Morphological differentiation of cytotrophoblasts cultured in Medium 199 and in keratinocyte growth medium

Abstract

In culture, cytotrophoblast cells differentiate biochemically as well as morphologically into syncytiotrophoblast-like structures. Morphological and biochemical differentiation can be affected by the composition of the culture medium. The aim of this study was to analyze the morphological differentiation (syncytium formation) of cytotrophoblasts cultured in Medium 199 (M199) and keratinocyte growth medium (KGM).
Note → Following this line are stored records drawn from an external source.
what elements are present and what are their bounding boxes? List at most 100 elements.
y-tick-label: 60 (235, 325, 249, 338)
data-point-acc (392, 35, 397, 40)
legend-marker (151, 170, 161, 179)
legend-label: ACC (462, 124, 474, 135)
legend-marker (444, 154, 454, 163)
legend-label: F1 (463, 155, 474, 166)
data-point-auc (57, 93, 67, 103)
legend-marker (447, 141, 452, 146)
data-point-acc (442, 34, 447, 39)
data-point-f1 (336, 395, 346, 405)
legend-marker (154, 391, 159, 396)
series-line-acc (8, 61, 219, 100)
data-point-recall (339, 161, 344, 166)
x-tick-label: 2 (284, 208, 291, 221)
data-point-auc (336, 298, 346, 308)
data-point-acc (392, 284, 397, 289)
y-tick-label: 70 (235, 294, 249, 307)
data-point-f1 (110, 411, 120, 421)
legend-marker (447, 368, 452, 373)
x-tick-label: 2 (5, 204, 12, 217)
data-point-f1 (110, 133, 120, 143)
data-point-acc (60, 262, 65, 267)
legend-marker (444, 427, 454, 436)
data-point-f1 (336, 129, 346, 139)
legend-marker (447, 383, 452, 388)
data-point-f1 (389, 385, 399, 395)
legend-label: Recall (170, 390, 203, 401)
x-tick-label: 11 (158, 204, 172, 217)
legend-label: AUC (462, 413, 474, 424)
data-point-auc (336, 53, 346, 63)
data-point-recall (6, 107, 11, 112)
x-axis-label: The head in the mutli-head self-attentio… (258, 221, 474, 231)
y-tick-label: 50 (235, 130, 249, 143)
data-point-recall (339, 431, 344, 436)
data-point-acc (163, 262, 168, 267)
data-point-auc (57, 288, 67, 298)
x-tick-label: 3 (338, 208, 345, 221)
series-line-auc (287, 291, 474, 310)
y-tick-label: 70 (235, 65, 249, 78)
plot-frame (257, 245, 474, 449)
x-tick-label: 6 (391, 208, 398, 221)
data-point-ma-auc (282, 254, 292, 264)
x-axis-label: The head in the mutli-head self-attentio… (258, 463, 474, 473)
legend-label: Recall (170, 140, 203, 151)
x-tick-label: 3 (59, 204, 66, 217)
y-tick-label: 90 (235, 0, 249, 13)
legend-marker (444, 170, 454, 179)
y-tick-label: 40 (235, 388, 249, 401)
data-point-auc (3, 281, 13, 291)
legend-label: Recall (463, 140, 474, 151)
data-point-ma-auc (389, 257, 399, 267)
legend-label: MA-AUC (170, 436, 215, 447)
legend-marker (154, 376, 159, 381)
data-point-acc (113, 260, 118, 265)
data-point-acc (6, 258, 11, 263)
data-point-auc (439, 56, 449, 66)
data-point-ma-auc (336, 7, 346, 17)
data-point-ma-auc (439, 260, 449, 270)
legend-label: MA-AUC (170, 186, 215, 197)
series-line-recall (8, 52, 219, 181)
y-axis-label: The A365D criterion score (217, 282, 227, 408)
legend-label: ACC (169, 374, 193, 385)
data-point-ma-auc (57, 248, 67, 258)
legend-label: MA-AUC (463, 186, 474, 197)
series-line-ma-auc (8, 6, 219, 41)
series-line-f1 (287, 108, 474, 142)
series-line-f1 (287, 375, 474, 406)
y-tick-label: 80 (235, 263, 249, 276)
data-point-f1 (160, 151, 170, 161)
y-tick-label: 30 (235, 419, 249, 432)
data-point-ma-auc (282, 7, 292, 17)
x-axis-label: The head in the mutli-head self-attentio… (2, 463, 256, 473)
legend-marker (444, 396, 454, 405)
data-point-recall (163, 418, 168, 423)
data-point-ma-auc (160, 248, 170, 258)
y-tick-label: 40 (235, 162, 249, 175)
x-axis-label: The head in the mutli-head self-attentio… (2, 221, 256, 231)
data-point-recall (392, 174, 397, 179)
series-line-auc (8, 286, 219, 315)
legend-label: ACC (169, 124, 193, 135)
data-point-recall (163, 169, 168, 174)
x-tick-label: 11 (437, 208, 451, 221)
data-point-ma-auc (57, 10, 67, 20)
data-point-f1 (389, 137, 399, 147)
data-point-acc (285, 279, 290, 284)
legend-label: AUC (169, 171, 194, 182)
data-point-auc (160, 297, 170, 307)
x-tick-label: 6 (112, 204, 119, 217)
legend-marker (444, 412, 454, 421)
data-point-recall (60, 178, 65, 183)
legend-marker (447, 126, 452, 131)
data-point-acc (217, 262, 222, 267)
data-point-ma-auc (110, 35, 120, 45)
Term human cytotrophoblast cells were cultured in either M199 or KGM with daily refreshment of the media. Both media induced biochemical differentiation, as monitored by measuring hCG secretion. Syncytium formation was visualized by immunocytochemical staining of desmosomes (cell membranes). Cytotrophoblasts rapidly formed aggregates; however, single cells were seen throughout culture. Though the aggregates developed into syncytia, approximately 15% of the nuclei were still found in cell aggregates at the end of the culture period (4 days). The final percentage of nuclei in syncytia (60–70%) did not differ between the culture media used. Syncytium formation occurred more rapidly in KGM medium. Approximately 50% of the nuclei were found in syncytia after 40 and 50 h in KGM and M199, respectively. The number of nuclei per syncytium was slightly higher in M199, but the average surface area of the syncytia was larger in KGM cultured cells (162–132 mm2). These differences did not reach significance. We conclude that there is no major difference in morphological differentiation between cytotrophoblast cells in KGM or M199. Moreover, both media sustain equal rates of hCG secretion.